Colegio St Stephen’s, Norfolk, enero de 2005
Cuando la figura subió las escaleras que conducían al pasillo de las habitaciones de los alumnos del último curso —un laberinto de cuartos individuales del tamaño de una caja de zapatos—, tan solo se oía el traqueteo metálico de los vetustos radiadores, ineficientes centinelas de hierro que llevaban cincuenta años esforzándose por mantener caliente a los residentes de Fleat House.
Fleat House, uno de los ocho internados que integraban el St Stephen’s, llevaba el nombre del director al mando del colegio en el momento de su construcción, ciento cincuenta años atrás. Conocido por sus actuales ocupantes como «Fleapit», «El Tugurio», en clara referencia al destartalado estado en que se encontraba, el feo edificio de ladrillos rojos de estilo victoriano había sido convertido en residencia de estudiantes después de la guerra.
Fleat House era, además, la última residencia que iba a beneficiarse de una muy necesaria reforma. En los siguientes seis meses, los obreros arrancarían el agrietado linóleo negro que cubría los suelos de pasillos, escaleras, dormitorios y salas comunes, empapelarían las amarillentas paredes con un alegre color magnolia y reequipararían las arcaicas duchas con relucientes accesorios de acero inoxidable y lustrosas baldosas blancas. Todo ello para contentar a los exigentes padres empeñados en que sus hijos vivieran y aprendieran rodeados del confort propio de un hotel y no en una choza.
La figura se detuvo un instante frente al cuarto número siete y aguzó el oído. Como era viernes, lo más probable es que los ocho muchachos que residían en esa planta hubieran firmado su salida y hubiesen ido caminando hasta el pub del pueblo vecino de Foltesham, pero prefería asegurarse. Tras comprobar que no se oía nada, la figura giró el pomo y entró.
Cerró la puerta con sigilo, encendió la luz y casi de inmediato se percató del rancio olor a adolescente: la mezcla de calcetines sucios, sudor y hormonas descontroladas que con los años se había infiltrado en cada recoveco y cada grieta de Fleat House.
Estremeciéndose al comprobar que el olor despertaba recuerdos dolorosos, la figura estuvo a punto de tropezar con una pila de ropa interior tirada en el suelo de cualquier manera. Cogió los dos comprimidos blancos que cada noche estaban colocados sobre la taquilla del muchacho y los reemplazó por otros idénticos. Una vez hecho esto, giró sobre sus talones, apagó la luz y salió del cuarto.
En la escalera cercana, una figura menuda vestida con pijama se detuvo en seco al oír unos pasos. Presa del pánico, se ocultó en el hueco de la escalera del rellano inferior, fundiéndose con las sombras. Si lo pillaban levantado a las diez, lo castigarían, y ya había tenido suficiente por esa noche.

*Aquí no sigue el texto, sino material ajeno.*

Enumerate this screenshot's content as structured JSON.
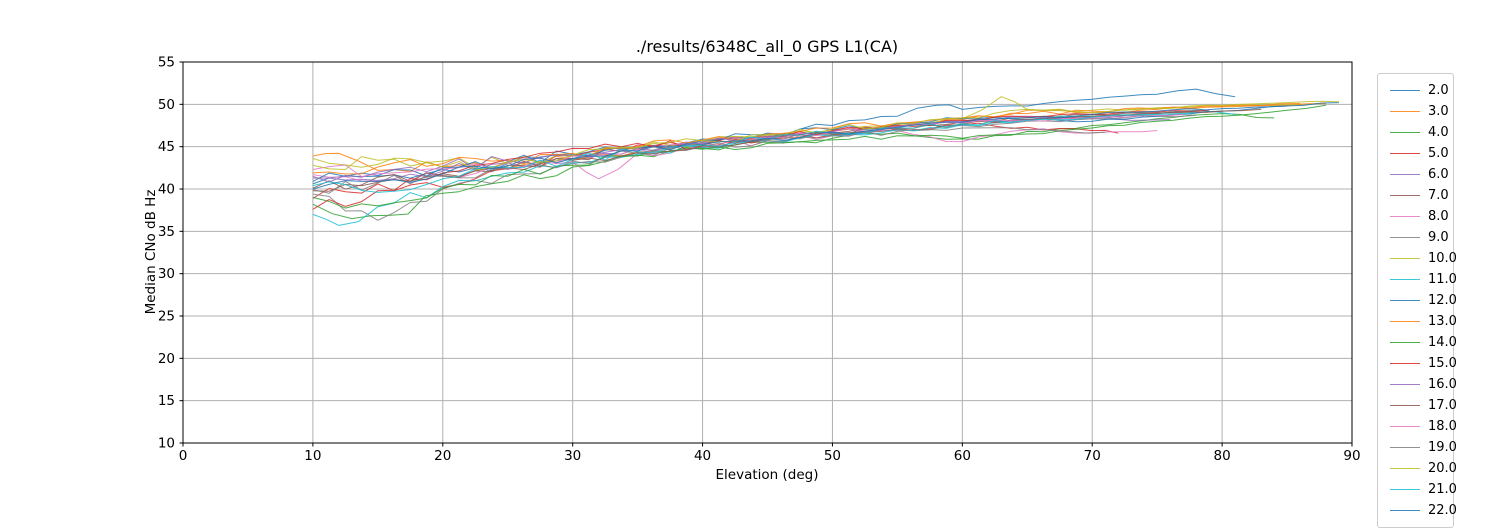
{
  "chart_data": {
    "type": "line",
    "title": "./results/6348C_all_0 GPS L1(CA)",
    "xlabel": "Elevation (deg)",
    "ylabel": "Median CNo dB Hz",
    "xlim": [
      0,
      90
    ],
    "ylim": [
      10,
      55
    ],
    "xticks": [
      0,
      10,
      20,
      30,
      40,
      50,
      60,
      70,
      80,
      90
    ],
    "yticks": [
      10,
      15,
      20,
      25,
      30,
      35,
      40,
      45,
      50,
      55
    ],
    "grid": true,
    "grid_color": "#b0b0b0",
    "spine_color": "#000000",
    "legend_position": "outside-right",
    "legend_entries_visible": [
      "2.0",
      "3.0",
      "4.0",
      "5.0",
      "6.0",
      "7.0",
      "8.0",
      "9.0",
      "10.0",
      "11.0",
      "12.0",
      "13.0",
      "14.0",
      "15.0",
      "16.0",
      "17.0",
      "18.0",
      "19.0",
      "20.0",
      "21.0",
      "22.0"
    ],
    "series": [
      {
        "name": "2.0",
        "color": "#1f77b4",
        "x": [
          10,
          15,
          20,
          25,
          30,
          35,
          40,
          45,
          50,
          55,
          58,
          60,
          65,
          70,
          75,
          78,
          81
        ],
        "y": [
          40.6,
          41.5,
          42.3,
          43.0,
          44.0,
          44.9,
          45.9,
          46.6,
          47.5,
          48.6,
          49.9,
          49.4,
          49.8,
          50.6,
          51.2,
          51.8,
          50.9
        ]
      },
      {
        "name": "3.0",
        "color": "#ff7f0e",
        "x": [
          10,
          12,
          15,
          20,
          25,
          30,
          35,
          40,
          45,
          50,
          55,
          60,
          65,
          70,
          75,
          80,
          85,
          88
        ],
        "y": [
          43.9,
          44.2,
          42.2,
          42.6,
          42.4,
          43.5,
          44.4,
          45.5,
          46.0,
          46.8,
          47.6,
          48.2,
          49.3,
          49.0,
          49.4,
          49.7,
          49.9,
          50.1
        ]
      },
      {
        "name": "4.0",
        "color": "#2ca02c",
        "x": [
          10,
          13,
          16,
          20,
          25,
          30,
          35,
          40,
          45,
          50,
          55,
          60,
          65,
          70,
          75,
          80,
          84
        ],
        "y": [
          38.2,
          36.5,
          36.9,
          39.5,
          40.9,
          42.6,
          44.0,
          44.8,
          45.5,
          46.0,
          46.6,
          45.9,
          46.8,
          47.5,
          48.3,
          48.9,
          48.4
        ]
      },
      {
        "name": "5.0",
        "color": "#d62728",
        "x": [
          10,
          15,
          20,
          25,
          30,
          35,
          40,
          45,
          50,
          55,
          60,
          65,
          70,
          72
        ],
        "y": [
          38.9,
          40.6,
          40.2,
          42.4,
          43.9,
          45.2,
          44.9,
          45.8,
          46.4,
          47.1,
          47.6,
          47.3,
          46.9,
          46.6
        ]
      },
      {
        "name": "6.0",
        "color": "#9467bd",
        "x": [
          10,
          15,
          20,
          25,
          30,
          35,
          40,
          45,
          50,
          55,
          60,
          65,
          70,
          73,
          76
        ],
        "y": [
          41.3,
          41.0,
          42.1,
          43.1,
          43.6,
          44.5,
          45.4,
          46.1,
          46.7,
          47.4,
          48.0,
          48.6,
          48.3,
          48.1,
          48.2
        ]
      },
      {
        "name": "7.0",
        "color": "#8c564b",
        "x": [
          10,
          15,
          20,
          25,
          30,
          35,
          40,
          45,
          50,
          55,
          60,
          65,
          70,
          75,
          80
        ],
        "y": [
          40.1,
          41.4,
          41.8,
          42.8,
          43.6,
          44.7,
          45.2,
          46.0,
          46.6,
          47.2,
          47.9,
          48.4,
          48.8,
          49.0,
          49.2
        ]
      },
      {
        "name": "8.0",
        "color": "#e377c2",
        "x": [
          10,
          15,
          20,
          25,
          30,
          32,
          35,
          40,
          45,
          50,
          55,
          60,
          65,
          70,
          75
        ],
        "y": [
          41.7,
          40.9,
          41.5,
          42.3,
          43.2,
          41.2,
          44.2,
          45.0,
          45.7,
          46.3,
          46.9,
          45.6,
          47.0,
          46.6,
          46.9
        ]
      },
      {
        "name": "9.0",
        "color": "#7f7f7f",
        "x": [
          10,
          15,
          20,
          25,
          30,
          35,
          40,
          45,
          50,
          55,
          60,
          65,
          70,
          75,
          78
        ],
        "y": [
          39.4,
          36.3,
          40.0,
          41.7,
          43.0,
          44.3,
          45.1,
          45.8,
          46.4,
          47.0,
          47.5,
          48.0,
          48.3,
          48.6,
          48.7
        ]
      },
      {
        "name": "10.0",
        "color": "#bcbd22",
        "x": [
          10,
          15,
          20,
          25,
          30,
          35,
          40,
          45,
          50,
          55,
          60,
          63,
          65,
          70,
          75,
          80,
          85,
          87
        ],
        "y": [
          43.6,
          42.9,
          43.3,
          43.0,
          43.9,
          44.8,
          45.6,
          46.3,
          47.0,
          47.7,
          48.3,
          50.9,
          49.4,
          49.3,
          49.6,
          49.8,
          50.0,
          50.0
        ]
      },
      {
        "name": "11.0",
        "color": "#17becf",
        "x": [
          10,
          12,
          15,
          20,
          25,
          30,
          35,
          40,
          45,
          50,
          55,
          60,
          65,
          70,
          75,
          78,
          81
        ],
        "y": [
          37.0,
          35.7,
          37.9,
          40.3,
          41.9,
          43.1,
          44.1,
          44.9,
          45.7,
          46.3,
          47.0,
          47.6,
          48.2,
          48.6,
          48.9,
          49.3,
          48.8
        ]
      },
      {
        "name": "12.0",
        "color": "#1f77b4",
        "x": [
          10,
          15,
          20,
          25,
          30,
          35,
          40,
          45,
          50,
          55,
          60,
          65,
          70,
          75,
          80,
          85,
          89
        ],
        "y": [
          40.9,
          41.6,
          42.5,
          43.2,
          44.1,
          44.9,
          45.7,
          46.4,
          47.0,
          47.7,
          48.3,
          48.2,
          48.0,
          48.6,
          49.2,
          49.8,
          50.2
        ]
      },
      {
        "name": "13.0",
        "color": "#ff7f0e",
        "x": [
          10,
          15,
          20,
          25,
          30,
          35,
          40,
          45,
          50,
          55,
          60,
          65,
          70,
          75,
          80,
          86
        ],
        "y": [
          41.9,
          42.6,
          43.0,
          43.4,
          44.2,
          45.0,
          45.8,
          46.5,
          47.2,
          47.8,
          48.4,
          48.9,
          49.2,
          49.5,
          49.8,
          50.1
        ]
      },
      {
        "name": "14.0",
        "color": "#2ca02c",
        "x": [
          10,
          15,
          20,
          25,
          30,
          35,
          40,
          45,
          50,
          55,
          60,
          65,
          70,
          75,
          80,
          85,
          88
        ],
        "y": [
          39.0,
          38.0,
          40.1,
          41.5,
          42.8,
          43.9,
          44.7,
          45.4,
          45.8,
          46.3,
          46.0,
          46.5,
          47.2,
          48.0,
          48.6,
          49.3,
          49.9
        ]
      },
      {
        "name": "15.0",
        "color": "#d62728",
        "x": [
          10,
          15,
          20,
          25,
          30,
          35,
          40,
          45,
          50,
          55,
          60,
          65,
          70,
          75,
          79
        ],
        "y": [
          37.6,
          39.8,
          41.9,
          43.5,
          44.8,
          45.4,
          45.1,
          46.2,
          46.9,
          47.5,
          48.1,
          48.5,
          48.8,
          49.1,
          49.3
        ]
      },
      {
        "name": "16.0",
        "color": "#9467bd",
        "x": [
          10,
          15,
          20,
          25,
          30,
          35,
          40,
          45,
          50,
          55,
          60,
          65,
          70,
          74
        ],
        "y": [
          41.5,
          42.0,
          42.7,
          43.3,
          44.0,
          44.8,
          45.5,
          46.2,
          46.8,
          47.3,
          47.8,
          48.2,
          48.5,
          48.6
        ]
      },
      {
        "name": "17.0",
        "color": "#8c564b",
        "x": [
          10,
          15,
          20,
          25,
          30,
          35,
          40,
          45,
          50,
          55,
          60,
          65,
          70,
          75,
          80,
          83
        ],
        "y": [
          39.8,
          40.8,
          41.6,
          42.5,
          43.4,
          44.3,
          45.1,
          45.9,
          46.5,
          47.1,
          47.7,
          48.2,
          48.6,
          48.9,
          49.2,
          49.4
        ]
      },
      {
        "name": "18.0",
        "color": "#e377c2",
        "x": [
          10,
          15,
          20,
          25,
          30,
          35,
          40,
          45,
          50,
          55,
          60,
          65,
          70,
          75,
          77
        ],
        "y": [
          42.3,
          41.8,
          42.4,
          43.1,
          43.9,
          44.7,
          45.4,
          46.1,
          46.7,
          47.3,
          47.8,
          48.1,
          48.4,
          48.7,
          48.8
        ]
      },
      {
        "name": "19.0",
        "color": "#7f7f7f",
        "x": [
          10,
          15,
          20,
          25,
          30,
          35,
          40,
          45,
          50,
          55,
          60,
          65,
          68,
          71
        ],
        "y": [
          39.9,
          40.7,
          41.5,
          42.4,
          43.3,
          44.2,
          45.0,
          45.7,
          46.3,
          46.8,
          47.2,
          47.0,
          46.8,
          46.7
        ]
      },
      {
        "name": "20.0",
        "color": "#bcbd22",
        "x": [
          10,
          15,
          20,
          25,
          30,
          35,
          40,
          45,
          50,
          55,
          60,
          65,
          70,
          75,
          80,
          85,
          89
        ],
        "y": [
          42.8,
          43.4,
          42.6,
          43.2,
          44.0,
          44.9,
          45.7,
          46.4,
          47.1,
          47.8,
          48.4,
          49.4,
          49.0,
          49.5,
          49.9,
          50.2,
          50.3
        ]
      },
      {
        "name": "21.0",
        "color": "#17becf",
        "x": [
          10,
          15,
          20,
          25,
          30,
          35,
          40,
          45,
          50,
          55,
          60,
          65,
          70,
          75,
          78
        ],
        "y": [
          40.4,
          39.6,
          41.2,
          42.5,
          43.5,
          44.4,
          45.2,
          45.9,
          46.6,
          47.2,
          47.7,
          48.1,
          48.5,
          48.8,
          49.0
        ]
      },
      {
        "name": "22.0",
        "color": "#1f77b4",
        "x": [
          10,
          15,
          20,
          25,
          30,
          35,
          40,
          45,
          50,
          55,
          60,
          65,
          70,
          75,
          80,
          85
        ],
        "y": [
          40.0,
          40.9,
          41.8,
          42.7,
          43.6,
          44.5,
          45.3,
          46.0,
          46.7,
          47.3,
          47.9,
          48.4,
          48.8,
          49.2,
          49.5,
          49.8
        ]
      }
    ]
  }
}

Inmóvil en la oscuridad, con el corazón desbocado y los ojos apretados con fuerza, como si eso pudiera ayudar, contuvo el aliento y escuchó que los pasos subían los escalones a solo unos centímetros de su cabeza, pasaban de largo y, seguidamente, se perdían en la distancia. Temblando de alivio, salió de su escondrijo y echó a correr por el pasillo hasta el dormitorio. Después de meterse en la cama y mirar su reloj, consciente de que faltaba una hora para que pudiera permitirse el refugio del sueño, se tapó la cabeza con las mantas y, finalmente, dio rienda suelta a las lágrimas.
Aproximadamente una hora más tarde, Charlie Cavendish entró en el cuarto número siete y se arrojó sobre la cama.
Las once de la noche de un viernes y ahí estaba, a los dieciocho años, encerrado como un crío en esa cutre madriguera.